The ACCC will not challenge Bunnings’ proposed acquisition of specialised tile supplier Beaumont Tiles because the transaction is unlikely to significantly reduce competition.

Wesfarmers (WES)-owned Bunnings entered into an agreement to acquire Australian hard surfaces retailer Beaumont Tiles in April, pending regulatory approval.

ACCC chair Rod Sims said at first glance the takeover appeared concerning, but that the commission’s investigation found that Bunnings is not a strong competitor in tile sales.

“This is not a case of a close competitor buying up its rival,” he said.

“However, the ACCC’s decision not to oppose this deal is based on the specific circumstances and should not be read as any indication that the ACCC will reach the same conclusion in relation to future possible acquisitions by Bunnings.

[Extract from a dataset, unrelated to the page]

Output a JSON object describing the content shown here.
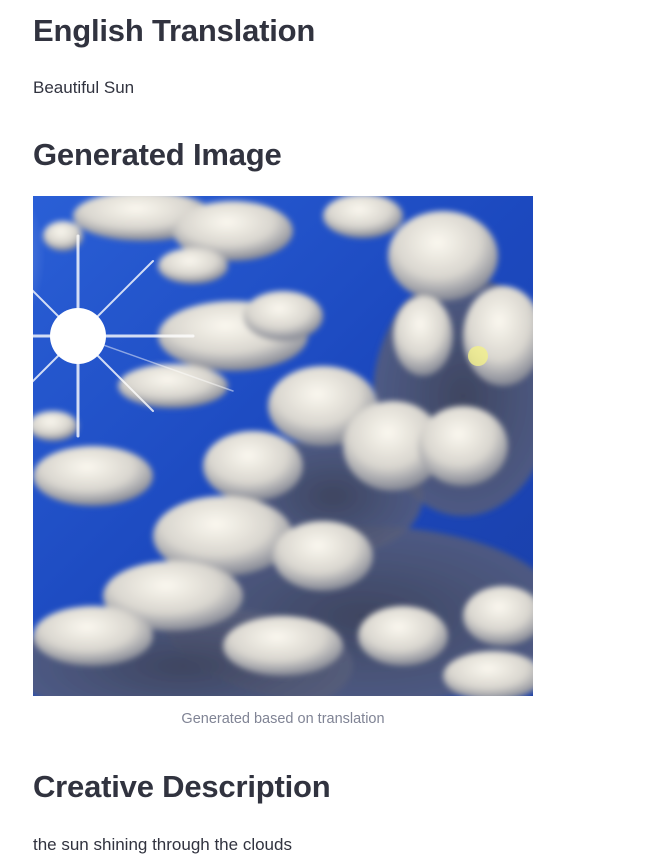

“The way in which Bunnings is competitively constrained by specialised retailers, and the potential impact on customers and manufacturers, varies depending on the product and market circumstances. Any future expansion by Bunnings into more specialist retailing categories through acquisition of existing competitors will be very carefully considered by the ACCC.”

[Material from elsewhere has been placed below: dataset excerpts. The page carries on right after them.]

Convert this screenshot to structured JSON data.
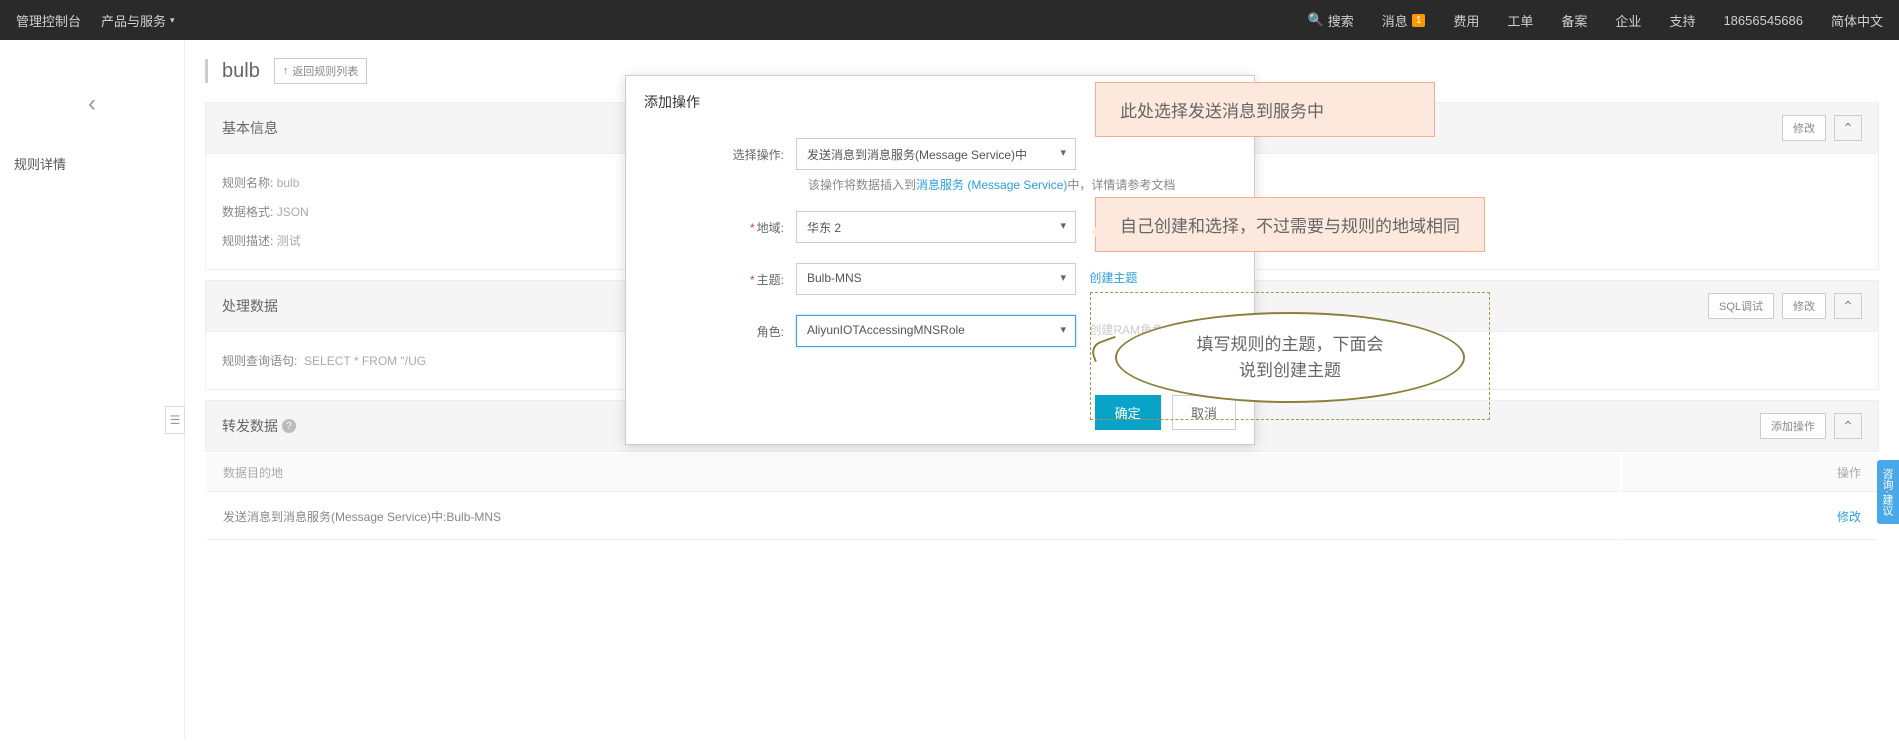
{
  "topnav": {
    "console": "管理控制台",
    "products": "产品与服务",
    "search": "搜索",
    "messages": "消息",
    "badge": "1",
    "fees": "费用",
    "tickets": "工单",
    "filing": "备案",
    "enterprise": "企业",
    "support": "支持",
    "account": "18656545686",
    "lang": "简体中文"
  },
  "sidenav": {
    "item1": "规则详情"
  },
  "header": {
    "title": "bulb",
    "back": "返回规则列表"
  },
  "basic": {
    "title": "基本信息",
    "modify": "修改",
    "rule_name_label": "规则名称:",
    "rule_name": "bulb",
    "format_label": "数据格式:",
    "format": "JSON",
    "desc_label": "规则描述:",
    "desc": "测试"
  },
  "process": {
    "title": "处理数据",
    "sql_debug": "SQL调试",
    "modify": "修改",
    "query_label": "规则查询语句:",
    "query": "SELECT * FROM \"/UG"
  },
  "forward": {
    "title": "转发数据",
    "add_action": "添加操作",
    "col_dest": "数据目的地",
    "col_action": "操作",
    "row_dest": "发送消息到消息服务(Message Service)中:Bulb-MNS",
    "row_action": "修改"
  },
  "modal": {
    "title": "添加操作",
    "op_label": "选择操作:",
    "op_value": "发送消息到消息服务(Message Service)中",
    "desc_prefix": "该操作将数据插入到",
    "desc_link": "消息服务 (Message Service)",
    "desc_suffix": "中，详情请参考文档",
    "region_label": "地域:",
    "region_value": "华东 2",
    "topic_label": "主题:",
    "topic_value": "Bulb-MNS",
    "topic_create": "创建主题",
    "role_label": "角色:",
    "role_value": "AliyunIOTAccessingMNSRole",
    "role_create": "创建RAM角色",
    "ok": "确定",
    "cancel": "取消"
  },
  "annotations": {
    "a1": "此处选择发送消息到服务中",
    "a2": "自己创建和选择，不过需要与规则的地域相同",
    "a3_l1": "填写规则的主题，下面会",
    "a3_l2": "说到创建主题"
  },
  "float": "咨询·建议"
}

The ACCC’s investigation found that speciality tile merchants compete considerably more closely with one another than with Bunnings in this case.

Specialists, according to the ACCC, offer more range, product advice, referrals and have stronger relationships with builders than Bunnings, which it said sells small volumes of tiles primarily to DIY customers.

The ACCC received some concerns, mainly from competing tile retailers, that a merged Bunnings-Beaumont Tiles would emerge to dominate the tiling retailing market.

These concerns include, for example, the possibility that the merged business may prohibit or impede rivals from quickly obtaining tiles on equivalent terms, or from conveniently servicing a large number of consumers.

The ACCC determined that these concerns were unlikely to be realised due to the availability of several alternative tile manufacturers and suppliers across the world, as well as a varied consumer base for tiles in Australia.

“There is little doubt that the proposed acquisition will allow Bunnings to compete strongly with specialist tile retailers, particularly in supplying larger builders who Bunnings has struggled to attract to date,” Mr Sims said.

“Stronger competition may pose challenges for some tile retailers, but it is unlikely to lead to a substantial lessening of competition in this market.”